En el contexto de una Centroamérica sometida a injusticias que se heredan de generación en generación y de una violencia sociopolítica creciente, Ellacuría insistía desde su entorno universitario en dar respuesta a esa realidad. Para encontrar salidas que mejoraran lo que sucedía en El Salvador, el jesuita señalaba que había que hacerse cargo de la realidad (conocimiento preciso y pertinente), cargar con la realidad (valoración ética de lo que sucedía) y encargarse de la realidad (compromiso para actuar transformando la situación). Por supuesto, Ellacuría no es un pensador ingenuo que ignore los condicionantes psicológicos, sociológicos, culturales, políticos o económicos que nuestra mirada proyecta cuando se acerca a lo que está pasando en la historia. Por el contrario, porque era muy consciente de estos condicionantes, su acercamiento cuestiona al sujeto que mira, personal y colectivamente, para detectar nuestros prejuicios y promover el encuentro y el diálogo con la realidad como criterio y como tarea. En esto es fiel a su maestro Zubiri, que señala que el ser humano es un animal de realidad.

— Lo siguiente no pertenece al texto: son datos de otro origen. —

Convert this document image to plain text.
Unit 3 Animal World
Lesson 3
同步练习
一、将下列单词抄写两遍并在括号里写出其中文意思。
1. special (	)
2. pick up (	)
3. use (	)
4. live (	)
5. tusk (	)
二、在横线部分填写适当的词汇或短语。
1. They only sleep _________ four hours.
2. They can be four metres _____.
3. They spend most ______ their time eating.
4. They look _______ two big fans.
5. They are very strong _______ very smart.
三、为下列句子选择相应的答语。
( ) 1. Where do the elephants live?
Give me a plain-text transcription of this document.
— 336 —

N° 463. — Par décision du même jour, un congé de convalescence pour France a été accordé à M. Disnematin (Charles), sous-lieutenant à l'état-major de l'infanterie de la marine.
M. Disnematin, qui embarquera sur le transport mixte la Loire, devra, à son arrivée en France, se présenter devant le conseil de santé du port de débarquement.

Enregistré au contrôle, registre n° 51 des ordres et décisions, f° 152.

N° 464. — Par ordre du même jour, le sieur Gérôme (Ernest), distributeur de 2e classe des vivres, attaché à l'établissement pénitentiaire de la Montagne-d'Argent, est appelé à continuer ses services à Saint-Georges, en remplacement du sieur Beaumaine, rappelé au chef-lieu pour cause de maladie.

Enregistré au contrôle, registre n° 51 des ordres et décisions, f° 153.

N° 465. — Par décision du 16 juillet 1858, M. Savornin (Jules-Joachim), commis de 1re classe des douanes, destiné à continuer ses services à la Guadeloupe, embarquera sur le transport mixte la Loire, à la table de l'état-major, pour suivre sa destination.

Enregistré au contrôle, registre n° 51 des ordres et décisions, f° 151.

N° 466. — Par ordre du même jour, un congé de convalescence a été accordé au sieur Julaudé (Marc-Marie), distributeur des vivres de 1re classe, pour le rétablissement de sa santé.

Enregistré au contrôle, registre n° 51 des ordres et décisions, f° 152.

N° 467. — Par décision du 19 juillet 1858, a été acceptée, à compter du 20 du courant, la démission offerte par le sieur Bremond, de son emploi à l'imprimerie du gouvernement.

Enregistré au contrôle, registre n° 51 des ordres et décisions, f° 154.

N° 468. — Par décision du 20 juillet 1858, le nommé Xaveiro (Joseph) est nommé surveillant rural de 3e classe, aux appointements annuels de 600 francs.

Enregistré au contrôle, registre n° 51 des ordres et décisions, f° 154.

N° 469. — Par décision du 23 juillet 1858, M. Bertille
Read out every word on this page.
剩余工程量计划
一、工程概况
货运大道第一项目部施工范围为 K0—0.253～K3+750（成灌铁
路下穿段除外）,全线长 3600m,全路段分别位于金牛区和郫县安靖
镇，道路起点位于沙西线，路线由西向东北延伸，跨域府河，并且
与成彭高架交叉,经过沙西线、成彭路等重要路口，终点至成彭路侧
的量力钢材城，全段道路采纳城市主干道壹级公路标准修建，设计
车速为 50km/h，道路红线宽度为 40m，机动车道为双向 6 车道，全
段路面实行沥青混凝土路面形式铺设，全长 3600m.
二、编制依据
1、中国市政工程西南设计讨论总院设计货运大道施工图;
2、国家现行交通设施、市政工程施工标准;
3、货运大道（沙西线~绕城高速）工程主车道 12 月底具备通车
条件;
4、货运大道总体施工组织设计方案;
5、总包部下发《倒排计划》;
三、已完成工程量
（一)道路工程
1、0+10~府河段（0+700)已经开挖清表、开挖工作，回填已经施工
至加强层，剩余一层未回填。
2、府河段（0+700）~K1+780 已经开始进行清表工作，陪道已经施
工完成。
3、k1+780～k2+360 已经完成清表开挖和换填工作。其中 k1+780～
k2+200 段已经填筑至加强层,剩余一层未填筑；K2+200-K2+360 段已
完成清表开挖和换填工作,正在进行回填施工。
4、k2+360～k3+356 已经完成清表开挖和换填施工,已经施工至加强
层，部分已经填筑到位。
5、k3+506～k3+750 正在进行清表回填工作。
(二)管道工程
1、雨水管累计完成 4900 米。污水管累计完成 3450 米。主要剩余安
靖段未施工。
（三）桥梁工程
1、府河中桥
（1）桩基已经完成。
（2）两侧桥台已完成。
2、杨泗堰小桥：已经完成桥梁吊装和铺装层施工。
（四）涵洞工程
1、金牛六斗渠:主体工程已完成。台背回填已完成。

Jon Sobrino, compañero de claustro del rector Ellacuría, añadía al explicar el pensamiento de su amigo una cuarta vuelta sobre la realidad: hay que dejarse cargar por la realidad. Sobrino propone así una dimensión de gratuidad, que reconoce el misterio de una realidad que no es solo objeto que conocemos y sobre el que actuamos, sino también fuerza que nos configura, nos constituye como seres en ella, nos trasciende y posibilita nuestras propias capacidades de conocerla o transformarla.

A las pocas horas del asesinato, aparecían en los medios de entonces las imágenes de los sacerdotes y las dos mujeres tiroteadas. La figura de Ellacuría sobre el jardín de su casa en San Salvador junto a otras de las personas asesinadas aquella noche de 1989 se nos graba en el alma. Era el testimonio de que una filosofía hecha desde la realidad y con la verdad como vocación provoca una carga que puede hacerse insoportable para quienes viven en la mentira y con el poder para manipular la verdad. Todo nos recuerda que nuestra historia, la personal de cada cual y la colectiva cada vez más universal, necesitan una lucidez exigente (hacerse cargo), ética (cargar con) y comprometida (encargarse de) irrenunciables, por más que nos reconozcamos cargados por la realidad, recibida, donada, gratuita, con la que gozamos y sufrimos.